(formerly xslt for docx)
Joel Kalvesmaki, 2019 (licensing information | changes)
XSLT to handle docx (Microsoft Word), xlsx (Microsoft Excel), zip, epub, odt, ods, jar, rar, and all sorts of compressed archive formats.
- Saxon PE and EE: any kind of archive can be retrieved or saved.
- Saxon HE: only docx and xlsx formats can be opened and saved, and without any binary components (images, videos, etc.).
The only stylesheet you need is open-and-save-archive.xsl. The others, open-and-save-xlsx.xsl and open-and-save-docx.xsl, are mere aliases.
No Ant. No XProc. Open and Save Archive is simple, pure XSLT (3.0), tapping the power of EXPath.
Practical applications are featured in the example subdirectories, described here:
- Unpacking and saving archives: basic demonstration of how to fetch the component parts of an archive, then to repackage and save them. This demonstration shows the variety of archive types that can be handled. The remaining examples (##2-5 below) deal only with docx and xlsx files.
- Plain text: shows how to scrape multiple docx or xlsx files for their plain text content and concatenate it in a single file.
- Replacing text via regular expressions: shows how to search and replace within a Word or Excel file using regular expressions. This example is important because regular expressions are non-existent in Excel, and deficient in Word. Finding and replacing text in the XML components of a docx file is tricky, and I use and explain in this example what I call the Splintered Seas Technique (with apologies to anyone who might have invented, used, and named a similar technique before me).
- Make form letters: shows how to turn a template Word document and an XML database into form letters. This example is important because Word cannot easily handle data that does not fit the spreadsheet model, and does not have good tools for coordinating and manipulating data. In this example, you use XSLT to define variables of your choice, then you type those variable names wherever you like within the docx template, e.g., $family-name. You can iterate over multiple values, and apply XSLT functions to change the data and its formatting as you like--things that are difficult or impossible to do in Word.
- Anonymize documents: shows how to quickly scrub from the metadata of a document the names of those who are credited with changes, comments, or tracked changes. This is useful when returning to an author a manuscript that has been through blind peer review, and you wish to preserve the anonymity of the writers. To my knowledge this functionality is missing from Word.
Under the hood, Word and Excel files can get quite complex. The XSLT files in the examples have been written specifically for the accompanying sample input. You may need to develop the code to handle the input you are working with.
(See the main stylesheet for further notes.)
Functions are in the Text Alignment Network (TAN) namespace, tag:textalign.net,2015:ns
.
Saxon HE does not support extended functions, such as reading and writing binary files, or getting the contents of an archive. To retrieve all the components of an archive with Saxon HE, one must know how how it is structured. I have written routines that will get everything from docx and xslx architecture, but other file types could be handled. You are welcome to extend the stylesheets to handle the archive types you like.

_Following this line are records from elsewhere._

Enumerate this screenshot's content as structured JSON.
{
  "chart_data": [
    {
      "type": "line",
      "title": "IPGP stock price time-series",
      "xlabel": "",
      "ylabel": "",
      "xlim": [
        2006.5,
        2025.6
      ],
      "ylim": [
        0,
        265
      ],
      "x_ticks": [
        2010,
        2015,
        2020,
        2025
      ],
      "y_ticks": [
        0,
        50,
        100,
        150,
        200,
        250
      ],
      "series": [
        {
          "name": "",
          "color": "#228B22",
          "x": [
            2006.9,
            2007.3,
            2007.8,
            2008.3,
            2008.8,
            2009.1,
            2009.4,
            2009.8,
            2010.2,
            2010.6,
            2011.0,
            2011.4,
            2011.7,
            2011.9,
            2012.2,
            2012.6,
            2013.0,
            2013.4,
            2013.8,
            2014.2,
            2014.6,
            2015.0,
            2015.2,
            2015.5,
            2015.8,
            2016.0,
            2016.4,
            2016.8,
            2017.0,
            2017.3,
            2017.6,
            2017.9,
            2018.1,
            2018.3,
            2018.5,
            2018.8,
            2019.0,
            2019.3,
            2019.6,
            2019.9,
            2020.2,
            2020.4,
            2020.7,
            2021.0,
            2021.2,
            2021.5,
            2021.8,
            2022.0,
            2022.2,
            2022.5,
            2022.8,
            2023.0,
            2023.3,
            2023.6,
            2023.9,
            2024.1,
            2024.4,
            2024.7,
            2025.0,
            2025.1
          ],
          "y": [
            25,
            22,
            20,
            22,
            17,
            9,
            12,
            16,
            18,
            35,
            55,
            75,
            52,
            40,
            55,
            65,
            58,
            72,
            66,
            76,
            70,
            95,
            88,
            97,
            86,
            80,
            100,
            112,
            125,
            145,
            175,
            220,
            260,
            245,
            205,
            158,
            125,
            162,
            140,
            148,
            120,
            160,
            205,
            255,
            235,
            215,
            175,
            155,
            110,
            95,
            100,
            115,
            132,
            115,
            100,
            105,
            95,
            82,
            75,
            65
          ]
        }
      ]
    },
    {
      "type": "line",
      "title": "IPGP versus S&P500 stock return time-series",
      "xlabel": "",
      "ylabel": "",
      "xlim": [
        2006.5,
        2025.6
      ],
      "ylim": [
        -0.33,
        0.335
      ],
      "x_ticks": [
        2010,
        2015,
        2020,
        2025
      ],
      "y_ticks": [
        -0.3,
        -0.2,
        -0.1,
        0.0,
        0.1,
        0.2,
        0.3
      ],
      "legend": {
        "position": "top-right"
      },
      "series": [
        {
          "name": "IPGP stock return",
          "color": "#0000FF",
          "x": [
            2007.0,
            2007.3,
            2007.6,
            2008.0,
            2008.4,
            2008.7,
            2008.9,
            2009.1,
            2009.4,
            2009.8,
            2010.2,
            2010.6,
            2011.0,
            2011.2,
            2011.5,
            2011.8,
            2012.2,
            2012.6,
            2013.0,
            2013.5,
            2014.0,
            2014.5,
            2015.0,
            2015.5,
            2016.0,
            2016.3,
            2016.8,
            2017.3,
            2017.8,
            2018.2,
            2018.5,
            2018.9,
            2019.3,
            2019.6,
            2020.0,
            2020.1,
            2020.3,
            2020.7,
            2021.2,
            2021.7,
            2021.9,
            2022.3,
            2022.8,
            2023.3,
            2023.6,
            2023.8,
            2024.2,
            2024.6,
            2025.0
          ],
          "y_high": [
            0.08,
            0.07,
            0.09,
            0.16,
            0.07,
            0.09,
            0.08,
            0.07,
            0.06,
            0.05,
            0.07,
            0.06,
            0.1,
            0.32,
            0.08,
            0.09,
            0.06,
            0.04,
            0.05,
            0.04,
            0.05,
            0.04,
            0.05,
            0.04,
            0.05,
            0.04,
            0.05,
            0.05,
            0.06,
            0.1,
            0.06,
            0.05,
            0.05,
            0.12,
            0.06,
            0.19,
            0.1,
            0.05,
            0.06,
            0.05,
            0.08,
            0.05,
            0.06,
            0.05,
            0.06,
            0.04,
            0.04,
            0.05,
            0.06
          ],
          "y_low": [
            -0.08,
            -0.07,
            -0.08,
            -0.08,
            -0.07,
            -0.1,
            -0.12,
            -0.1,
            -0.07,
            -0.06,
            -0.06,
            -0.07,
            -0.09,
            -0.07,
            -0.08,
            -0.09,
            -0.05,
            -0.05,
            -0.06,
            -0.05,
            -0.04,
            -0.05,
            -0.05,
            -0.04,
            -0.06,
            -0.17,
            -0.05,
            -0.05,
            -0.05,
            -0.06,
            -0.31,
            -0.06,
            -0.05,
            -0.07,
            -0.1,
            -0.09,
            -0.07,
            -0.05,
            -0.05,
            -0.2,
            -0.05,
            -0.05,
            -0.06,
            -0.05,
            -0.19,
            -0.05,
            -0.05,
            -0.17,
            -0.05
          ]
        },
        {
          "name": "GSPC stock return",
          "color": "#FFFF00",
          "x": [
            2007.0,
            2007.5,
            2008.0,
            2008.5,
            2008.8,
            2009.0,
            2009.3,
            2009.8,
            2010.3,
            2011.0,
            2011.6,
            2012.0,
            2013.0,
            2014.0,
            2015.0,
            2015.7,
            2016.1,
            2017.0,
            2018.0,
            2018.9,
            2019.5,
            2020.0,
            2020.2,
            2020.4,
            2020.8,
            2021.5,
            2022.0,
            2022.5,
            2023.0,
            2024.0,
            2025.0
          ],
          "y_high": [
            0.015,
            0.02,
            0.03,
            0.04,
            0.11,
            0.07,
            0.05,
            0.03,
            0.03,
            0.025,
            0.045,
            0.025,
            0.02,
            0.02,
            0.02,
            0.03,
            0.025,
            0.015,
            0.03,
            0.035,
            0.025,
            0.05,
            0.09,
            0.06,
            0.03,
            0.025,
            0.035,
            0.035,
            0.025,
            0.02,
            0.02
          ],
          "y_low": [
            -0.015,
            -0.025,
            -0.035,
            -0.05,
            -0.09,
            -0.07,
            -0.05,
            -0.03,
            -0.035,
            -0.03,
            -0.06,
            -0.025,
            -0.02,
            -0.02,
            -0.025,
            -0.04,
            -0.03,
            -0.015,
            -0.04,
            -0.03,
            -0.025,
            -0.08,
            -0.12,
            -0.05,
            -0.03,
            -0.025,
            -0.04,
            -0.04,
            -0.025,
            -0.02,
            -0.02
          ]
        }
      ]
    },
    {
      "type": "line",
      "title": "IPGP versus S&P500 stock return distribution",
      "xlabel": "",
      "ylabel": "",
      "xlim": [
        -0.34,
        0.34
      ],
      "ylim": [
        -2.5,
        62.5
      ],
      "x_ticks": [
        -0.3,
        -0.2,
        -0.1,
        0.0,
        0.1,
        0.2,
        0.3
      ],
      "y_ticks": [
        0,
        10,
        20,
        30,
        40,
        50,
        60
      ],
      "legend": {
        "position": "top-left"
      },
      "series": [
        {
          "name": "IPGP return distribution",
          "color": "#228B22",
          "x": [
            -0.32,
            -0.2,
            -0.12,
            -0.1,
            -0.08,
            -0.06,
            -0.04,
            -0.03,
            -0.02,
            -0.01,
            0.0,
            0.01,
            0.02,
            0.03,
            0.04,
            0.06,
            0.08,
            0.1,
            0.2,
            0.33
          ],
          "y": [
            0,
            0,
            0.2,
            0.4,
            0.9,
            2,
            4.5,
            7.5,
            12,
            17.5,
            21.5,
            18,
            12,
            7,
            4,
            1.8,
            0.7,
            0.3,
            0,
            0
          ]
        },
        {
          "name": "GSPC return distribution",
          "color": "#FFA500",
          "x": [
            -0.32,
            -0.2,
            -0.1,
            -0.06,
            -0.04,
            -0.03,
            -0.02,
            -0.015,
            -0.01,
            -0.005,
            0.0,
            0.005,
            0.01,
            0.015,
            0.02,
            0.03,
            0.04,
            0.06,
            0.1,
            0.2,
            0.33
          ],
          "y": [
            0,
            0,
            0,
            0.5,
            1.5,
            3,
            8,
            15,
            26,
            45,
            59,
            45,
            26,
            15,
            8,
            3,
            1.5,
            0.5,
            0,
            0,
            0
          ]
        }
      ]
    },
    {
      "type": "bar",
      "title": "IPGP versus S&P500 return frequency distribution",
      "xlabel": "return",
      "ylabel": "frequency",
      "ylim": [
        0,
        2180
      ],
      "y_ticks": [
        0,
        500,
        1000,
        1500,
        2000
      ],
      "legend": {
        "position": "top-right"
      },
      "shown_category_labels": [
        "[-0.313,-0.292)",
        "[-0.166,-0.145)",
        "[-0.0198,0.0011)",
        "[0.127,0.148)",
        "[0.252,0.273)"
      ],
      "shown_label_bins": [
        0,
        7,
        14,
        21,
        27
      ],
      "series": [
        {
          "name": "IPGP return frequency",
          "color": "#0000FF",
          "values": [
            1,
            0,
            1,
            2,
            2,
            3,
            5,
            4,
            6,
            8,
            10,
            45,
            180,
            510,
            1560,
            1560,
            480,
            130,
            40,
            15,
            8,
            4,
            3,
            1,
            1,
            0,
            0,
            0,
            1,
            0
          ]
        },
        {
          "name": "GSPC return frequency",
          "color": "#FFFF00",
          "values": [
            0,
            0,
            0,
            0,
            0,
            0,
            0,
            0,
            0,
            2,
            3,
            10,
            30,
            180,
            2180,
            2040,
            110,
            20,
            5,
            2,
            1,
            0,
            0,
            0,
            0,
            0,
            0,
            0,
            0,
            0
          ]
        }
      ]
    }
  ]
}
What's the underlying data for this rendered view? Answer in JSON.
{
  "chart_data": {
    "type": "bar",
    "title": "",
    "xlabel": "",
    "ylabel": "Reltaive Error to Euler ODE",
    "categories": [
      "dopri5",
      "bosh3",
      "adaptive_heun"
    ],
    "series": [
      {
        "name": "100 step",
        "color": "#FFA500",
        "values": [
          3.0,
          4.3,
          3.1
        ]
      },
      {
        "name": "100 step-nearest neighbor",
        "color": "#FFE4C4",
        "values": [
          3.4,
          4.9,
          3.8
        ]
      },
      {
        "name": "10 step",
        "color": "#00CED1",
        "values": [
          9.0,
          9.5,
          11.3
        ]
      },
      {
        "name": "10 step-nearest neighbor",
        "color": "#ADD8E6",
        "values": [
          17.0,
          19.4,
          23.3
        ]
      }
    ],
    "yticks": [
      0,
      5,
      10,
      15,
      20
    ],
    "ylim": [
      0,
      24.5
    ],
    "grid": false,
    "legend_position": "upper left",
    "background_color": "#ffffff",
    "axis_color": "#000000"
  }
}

Opening an archive (tan:open-archive()
) returns its components as a sequence of XML documents. If a component is binary, it will be returned as a text node of the root element in base 64 binary. Each root element has temporary attributes @xml:base
pointing to the resolved uri of the archive and @_archive-path
pointing to the relative place of the component.
With Saxon PE and EE, you can open the archive as a map, instead of a sequence of documents, if you like. See examples featuring tan:extract-map($example-archives[1], $example-archive-entries-maps[1])
.
Saving an archive (tan:save-archive()
) requires as input the archive components as a sequence of XML documents, each with an @_archive-path
in the root element to indicate where in the archive the component should be placed. Currently the saved output is a single archive, with the components of originally nested archives themselves not archived. Reconstructing nested archives may be supported in a future release.
tan:extract-map()
is my attempt to instantiate, enhance, and develop the EXPath function arch:extract-map()
. See the stylesheet for more comments.
Do you find working with maps in XSLT bothersome? You may find the companion function tan:map-to-xml()
, which lets you convert a map to an XML tree, to be extremely useful.
You can safely either include or import the key stylesheet. It does not declare or define an initial template or default template behavior, so it shouldn't interfere with any stylesheet that includes or imports it. But you will need to make sure that the including/importing stylesheet does not itself interfere with Open and Save Archive:
If you include it (the equivalent of copying the code directly in the including XSLT), watch out for how the default template behavior is defined in the including module, because there may be template-rule conflicts. Watch out for values, default or explicitly declared, of @priority
, and the behavior of @mode='#all'
.
If you import it (a softer form of inclusion, where rules and parameters specified in the imported file can easily be ignored or overwritten), be certain to add something like the following:
<xsl:template match="document-node() | node() | @*" priority="2"
mode="clean-up-archive map-to-xml">
<xsl:apply-imports/>
</xsl:template>
In the above code, you might be able to dispense with @priority
, or you might need to change its value. It depends upon what's happening in your master XSLT file.